The IHO was not persuaded that the school district personnel had become unwilling to review, discuss, and compromise, and the Browns have not shown that his finding was wrong. The record before the IHO makes clear that at the May 16, 2002, meeting, although the parties reached impasse regarding placement, other important components of Bobby's program were developed with input from all participants. The Browns' advisor, Dr. Sundberg, noted: "We came off with a good package of goals that we all agreed upon." IHO Finding of Fact 36. The school district's unwillingness to yield on the particular issue of placement does not by itself establish pre-determination or any other denial of the parental right of involvement. School districts are required to recommend what they believe is appropriate for the child, as long as they can listen to parents' views with open minds.

Sections 1415(b)(3)(B) and 1415(c) of the IDEA show the obvious: Congress anticipated that schools would at times refuse to make particular placement decisions that parents would seek. Nothing in the statute suggests that such refusal, in itself, contravenes the statute's purpose or terms, as long as school officials are willing to consider different views of parents and their experts. To be sure, the procedural provisions for mediation, due process hearing, and administrative and civil appeal in §§ 1415(e)-(i) exist to protect parents and children from violations of the statute's terms. But these provisions also indicate that Congress expected there would be good faith disagreements and impasses between schools and parents. See School Committee of Town of Burlington v. Department of Education of Massachusetts, 471 U.S. 359, 368 (1985) ("Apparently recognizing that this cooperative approach would not always produce a consensus between the school officials and the parents . . . Congress incorporated an elaborate set of what it labeled `procedural safeguards'").

As noted, the e-mails and memoranda cited by the Browns indicate active discussion of Bobby's program before the May 16, 2002, meeting. But many of them, in addition to confirming the involvement of Dr. Sundberg, reveal a conspicuous lack of finality regarding Bobby's program. For example, the school district's Autism Coordinator, Nancy Connor, wrote in a memorandum to other school district personnel:

Our next move is to generate functional goals and objectives from Bobby's present level of performance. Please review goals and objectives written for December — many of these are still appropriate, but all of you need to be comfortable with the presented goals/objectives. . . . I met with Dr. Sundberg and he will be recommending goals and objectives. . . . I have asked to have those before the conference, BUT there is no guarantee that this request will occur. THUS — we need to proceed by coming up with goals and objectives that we feel will be appropriate for Bobby.
Since we are almost into March — we need to consider what we think would be good programming for Bobby next year. Full day Kindergarten. Two half day kindergartens.
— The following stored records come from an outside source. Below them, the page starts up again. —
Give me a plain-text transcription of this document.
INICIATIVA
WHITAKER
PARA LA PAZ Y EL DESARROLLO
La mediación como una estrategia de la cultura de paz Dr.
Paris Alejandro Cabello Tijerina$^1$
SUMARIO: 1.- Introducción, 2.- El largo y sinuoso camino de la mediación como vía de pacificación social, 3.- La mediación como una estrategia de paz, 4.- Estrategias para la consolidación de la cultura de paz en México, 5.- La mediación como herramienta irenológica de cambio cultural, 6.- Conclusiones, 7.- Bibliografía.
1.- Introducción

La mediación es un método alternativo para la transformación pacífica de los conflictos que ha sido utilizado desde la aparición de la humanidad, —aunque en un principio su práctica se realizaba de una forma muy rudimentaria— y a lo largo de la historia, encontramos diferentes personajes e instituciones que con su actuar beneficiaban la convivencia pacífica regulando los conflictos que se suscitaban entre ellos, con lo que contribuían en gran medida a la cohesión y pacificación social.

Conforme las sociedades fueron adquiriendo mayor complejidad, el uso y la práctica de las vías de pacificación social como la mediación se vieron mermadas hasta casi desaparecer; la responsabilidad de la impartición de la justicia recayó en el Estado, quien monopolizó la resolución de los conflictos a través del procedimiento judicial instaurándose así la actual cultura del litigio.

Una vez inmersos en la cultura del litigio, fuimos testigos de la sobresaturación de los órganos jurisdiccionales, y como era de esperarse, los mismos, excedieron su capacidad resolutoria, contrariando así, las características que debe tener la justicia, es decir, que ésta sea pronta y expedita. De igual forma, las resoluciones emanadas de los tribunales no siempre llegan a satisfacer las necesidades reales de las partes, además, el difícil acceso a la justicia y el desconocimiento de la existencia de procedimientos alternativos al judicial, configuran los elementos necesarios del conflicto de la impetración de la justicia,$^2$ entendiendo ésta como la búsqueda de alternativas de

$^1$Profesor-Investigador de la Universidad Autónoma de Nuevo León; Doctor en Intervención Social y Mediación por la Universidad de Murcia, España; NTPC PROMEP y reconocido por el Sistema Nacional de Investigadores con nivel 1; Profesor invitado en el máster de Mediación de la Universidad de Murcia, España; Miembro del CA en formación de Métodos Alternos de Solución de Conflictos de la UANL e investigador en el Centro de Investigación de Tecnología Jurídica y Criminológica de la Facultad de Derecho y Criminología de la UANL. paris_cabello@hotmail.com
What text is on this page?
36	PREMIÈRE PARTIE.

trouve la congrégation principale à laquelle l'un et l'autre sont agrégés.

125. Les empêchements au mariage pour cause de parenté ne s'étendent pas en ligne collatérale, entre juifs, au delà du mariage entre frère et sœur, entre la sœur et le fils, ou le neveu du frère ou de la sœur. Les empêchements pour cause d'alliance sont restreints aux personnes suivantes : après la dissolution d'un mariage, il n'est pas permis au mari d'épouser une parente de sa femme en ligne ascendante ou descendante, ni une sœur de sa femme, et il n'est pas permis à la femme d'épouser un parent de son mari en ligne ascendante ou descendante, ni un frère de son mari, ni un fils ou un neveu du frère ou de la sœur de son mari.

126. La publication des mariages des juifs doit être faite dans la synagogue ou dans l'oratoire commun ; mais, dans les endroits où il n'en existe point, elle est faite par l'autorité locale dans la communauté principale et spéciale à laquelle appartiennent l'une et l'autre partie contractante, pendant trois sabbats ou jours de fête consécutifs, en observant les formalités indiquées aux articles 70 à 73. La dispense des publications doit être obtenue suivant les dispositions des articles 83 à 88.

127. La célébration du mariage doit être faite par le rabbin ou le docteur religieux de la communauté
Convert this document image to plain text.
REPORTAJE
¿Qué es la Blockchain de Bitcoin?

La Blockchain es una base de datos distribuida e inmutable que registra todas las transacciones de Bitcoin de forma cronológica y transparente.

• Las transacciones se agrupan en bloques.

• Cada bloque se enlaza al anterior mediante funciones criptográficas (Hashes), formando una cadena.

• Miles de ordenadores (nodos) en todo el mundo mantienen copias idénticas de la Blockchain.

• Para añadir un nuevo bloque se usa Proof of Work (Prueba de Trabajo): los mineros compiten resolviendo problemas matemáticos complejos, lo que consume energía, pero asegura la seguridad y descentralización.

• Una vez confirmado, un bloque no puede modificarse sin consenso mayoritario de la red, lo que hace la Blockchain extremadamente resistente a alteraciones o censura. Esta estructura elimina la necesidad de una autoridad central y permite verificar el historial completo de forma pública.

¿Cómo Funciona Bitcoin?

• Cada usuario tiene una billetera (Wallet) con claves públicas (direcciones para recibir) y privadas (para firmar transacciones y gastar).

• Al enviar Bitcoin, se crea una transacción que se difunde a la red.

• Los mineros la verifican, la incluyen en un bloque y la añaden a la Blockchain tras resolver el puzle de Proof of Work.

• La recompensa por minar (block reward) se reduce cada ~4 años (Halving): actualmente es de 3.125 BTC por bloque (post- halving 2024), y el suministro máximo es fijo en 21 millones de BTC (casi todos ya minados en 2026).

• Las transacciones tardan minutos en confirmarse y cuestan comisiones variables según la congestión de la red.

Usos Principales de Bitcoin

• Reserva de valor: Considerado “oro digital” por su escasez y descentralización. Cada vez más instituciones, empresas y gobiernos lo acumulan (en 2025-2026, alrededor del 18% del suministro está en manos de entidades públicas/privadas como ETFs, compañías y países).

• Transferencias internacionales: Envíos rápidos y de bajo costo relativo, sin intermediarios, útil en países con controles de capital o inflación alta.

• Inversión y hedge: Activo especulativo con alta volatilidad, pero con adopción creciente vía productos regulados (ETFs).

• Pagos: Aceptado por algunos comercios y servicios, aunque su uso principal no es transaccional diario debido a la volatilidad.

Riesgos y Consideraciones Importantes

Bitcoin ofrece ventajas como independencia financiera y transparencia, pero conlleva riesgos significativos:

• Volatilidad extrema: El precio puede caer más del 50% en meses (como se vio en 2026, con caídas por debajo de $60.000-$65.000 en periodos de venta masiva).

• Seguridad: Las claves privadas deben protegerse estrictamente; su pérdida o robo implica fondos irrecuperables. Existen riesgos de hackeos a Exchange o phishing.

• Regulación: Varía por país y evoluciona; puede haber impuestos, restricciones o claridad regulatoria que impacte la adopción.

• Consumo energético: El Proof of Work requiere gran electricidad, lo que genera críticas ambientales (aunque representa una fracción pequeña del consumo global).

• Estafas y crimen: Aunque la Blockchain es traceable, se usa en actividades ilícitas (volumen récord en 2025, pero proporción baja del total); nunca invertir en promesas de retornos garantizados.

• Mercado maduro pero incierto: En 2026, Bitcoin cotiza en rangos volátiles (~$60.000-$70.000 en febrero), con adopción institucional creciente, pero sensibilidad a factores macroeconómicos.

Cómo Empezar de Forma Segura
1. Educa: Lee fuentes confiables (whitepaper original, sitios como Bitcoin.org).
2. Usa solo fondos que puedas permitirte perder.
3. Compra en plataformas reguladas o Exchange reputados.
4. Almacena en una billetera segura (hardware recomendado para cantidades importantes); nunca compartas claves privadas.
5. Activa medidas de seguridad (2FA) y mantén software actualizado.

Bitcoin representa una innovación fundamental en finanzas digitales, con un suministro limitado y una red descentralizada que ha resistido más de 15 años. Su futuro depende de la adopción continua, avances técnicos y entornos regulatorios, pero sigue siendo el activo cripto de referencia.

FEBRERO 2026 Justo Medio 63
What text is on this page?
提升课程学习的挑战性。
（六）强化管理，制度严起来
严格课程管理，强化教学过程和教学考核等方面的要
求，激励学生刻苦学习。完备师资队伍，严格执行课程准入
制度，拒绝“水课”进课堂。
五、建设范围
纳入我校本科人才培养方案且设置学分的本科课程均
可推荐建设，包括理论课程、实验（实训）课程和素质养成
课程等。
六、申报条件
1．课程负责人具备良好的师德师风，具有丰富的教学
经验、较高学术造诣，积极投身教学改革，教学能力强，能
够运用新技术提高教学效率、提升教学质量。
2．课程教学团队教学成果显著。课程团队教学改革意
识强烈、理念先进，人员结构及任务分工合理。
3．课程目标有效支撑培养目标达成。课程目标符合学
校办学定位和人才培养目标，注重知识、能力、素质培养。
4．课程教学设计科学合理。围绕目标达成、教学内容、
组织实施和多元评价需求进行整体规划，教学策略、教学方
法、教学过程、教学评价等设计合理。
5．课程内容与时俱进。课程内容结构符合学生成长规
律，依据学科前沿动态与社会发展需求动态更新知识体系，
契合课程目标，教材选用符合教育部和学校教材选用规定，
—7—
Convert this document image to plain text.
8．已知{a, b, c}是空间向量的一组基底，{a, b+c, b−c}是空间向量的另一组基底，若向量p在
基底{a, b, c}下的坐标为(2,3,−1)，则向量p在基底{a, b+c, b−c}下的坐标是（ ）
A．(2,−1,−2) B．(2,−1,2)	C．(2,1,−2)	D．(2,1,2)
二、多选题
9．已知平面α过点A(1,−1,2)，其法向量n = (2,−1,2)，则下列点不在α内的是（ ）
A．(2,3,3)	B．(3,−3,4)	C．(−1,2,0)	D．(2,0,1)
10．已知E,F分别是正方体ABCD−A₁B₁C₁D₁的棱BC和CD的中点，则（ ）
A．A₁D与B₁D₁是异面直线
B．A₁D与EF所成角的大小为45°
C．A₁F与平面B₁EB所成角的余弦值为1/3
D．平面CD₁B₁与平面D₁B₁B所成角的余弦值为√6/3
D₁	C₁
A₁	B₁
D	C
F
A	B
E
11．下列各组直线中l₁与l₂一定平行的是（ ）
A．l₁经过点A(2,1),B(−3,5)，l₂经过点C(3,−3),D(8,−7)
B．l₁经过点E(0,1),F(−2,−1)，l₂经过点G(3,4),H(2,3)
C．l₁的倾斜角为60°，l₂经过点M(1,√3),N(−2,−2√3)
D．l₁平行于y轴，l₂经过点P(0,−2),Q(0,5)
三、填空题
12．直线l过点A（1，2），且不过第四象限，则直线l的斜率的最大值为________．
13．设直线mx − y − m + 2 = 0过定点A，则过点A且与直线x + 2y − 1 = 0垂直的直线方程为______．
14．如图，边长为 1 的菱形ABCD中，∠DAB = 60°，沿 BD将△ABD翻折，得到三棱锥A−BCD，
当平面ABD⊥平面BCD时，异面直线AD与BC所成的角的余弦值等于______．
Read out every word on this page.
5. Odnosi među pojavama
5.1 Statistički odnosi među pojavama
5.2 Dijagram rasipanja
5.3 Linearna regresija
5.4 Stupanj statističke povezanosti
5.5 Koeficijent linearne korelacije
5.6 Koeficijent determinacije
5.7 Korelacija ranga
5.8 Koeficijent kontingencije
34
At this point I don't think anyone is thinking first grade???? . . . Within a couple weeks we should meet as a team to see what we have come up with.

IHO Finding of Fact 32. While the memorandum is undated, the statement that "we are almost into March" and the Browns' inclusion of it in "February/March 2002" evidentiary materials, satisfy the court that the memorandum was written after both the December 2001 IEP document and Dr. Umbreit's January 2002 visit to the Browns' home. This language clearly indicates unresolved issues and weighs in favor of the IHO's finding that the school district had not committed itself to a particular IEP by that time.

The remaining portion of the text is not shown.